Home tea may be much better than school tea, but the later has a unique taste, which, together with the staffroom stories and banter, does magic to the body. The thought that the next time we will take school tea is next year is something that will surely make many teachers slide into depression.
Finances: You all know that teachers earn peanuts. We are not like the other workers who spend less when they stay at home. If anything, we are now spending more. First, we are spending more on food. Staying at home means more eating. For instance, I have six mouths to feed — breakfast, lunch and dinner; and lots of tea in between.
They eat more food and frequently than they used to when going to school. This has such a big impact on the pocket. Secondly, even if I wanted to send these children away to a relative, it’s not possible. You just have to stay with them. For some of them like Branton, they eat so much that I fear if he doesn’t he may contract Corona from hunger!
Business: Allow me to address the people who are saying that teachers can easily start businesses and grow rich. There are three reasons why this is nothing but a dream. First, the economy is doing badly, people have no money, and only a fool would start a business at this time.
Secondly, our skills are in the education sector, a sector that has literally been closed. You can’t run a private school, can’t do any tuition. Nothing! Last and more important, we have no money.
TSC pays us just enough to prevent us from going to the streets. Just enough to feed you and your family, and nothing else. The people suggesting that we start businesses are daydreaming!
Children: Until last week, I had been trying to maintain a consistent learning and revision regime in the house. As you know, Electina is in Class Eight, Honda in seven and Branton in four.
But on Friday, Electina did not turn up for my 30-minute lesson. When I questioned her, she said there was no need for home studies. “We are not missing anything since we will start next year afresh, and all these things you are saying I may miss will be taught again.” She was right, I could not argue with her.
Students: One of the most difficult things is meeting your students out there who no longer consider you as their teacher. I know of three boys who are now boda boda riders, two girls who are pregnant, and three already married.
The other day I met one of the boda boda students who called me by name – as a way of showing me that we are equals. I felt insulted. But not as bad as I felt when I met one of the Class Eight girls. She is currently married to a distant cousin of mine. “Mlamwa, please say hello to Fiolina.” She had just called me her brother-in-law — she did not recognise me as her teacher. Such a thing may seem small to you, but to a teacher it is serious, and can easily lead to depression.
Nagging wives and too much time: These items affect male teachers. Unlike the female teachers who have a lot to do at home, we men have very little to keep us busy. And an idle mind is the devil’s workshop. You find yourself with all kinds of thoughts.
The other thing is the nagging we get from our wives.

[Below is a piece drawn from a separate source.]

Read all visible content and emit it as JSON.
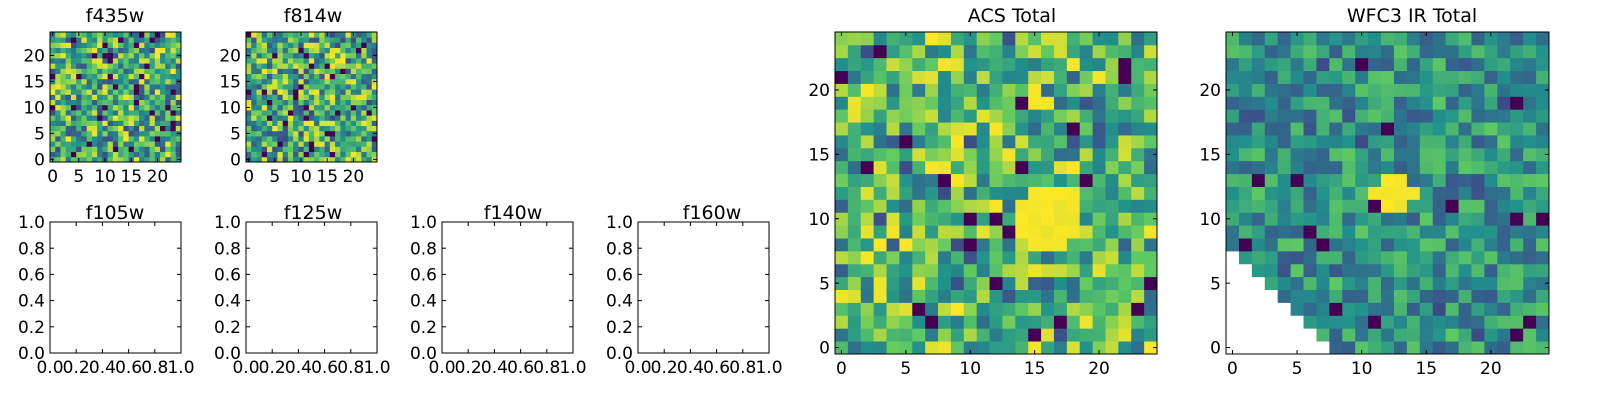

If you stay at home throughout the day, you are told you need some work to do —you get assigned chores like a child. If you leave, you are told you may bring Corona, or it is assumed that you are going to see your other wives. And you can’t go to Hitler’s for lack of money. It’s a tough, stressful life.
I can go on and on. But let this be an open letter to Prof Magoha: I have heard you talk about the welfare of students and parents, but I want you to know that unless you do something for teachers, you may have no tutors by the time schools re-open next year. So please do something for them. And before I forget, we will not take that Covid-19 test unless all students and parents take it. Hatutaki kuletewa Corona.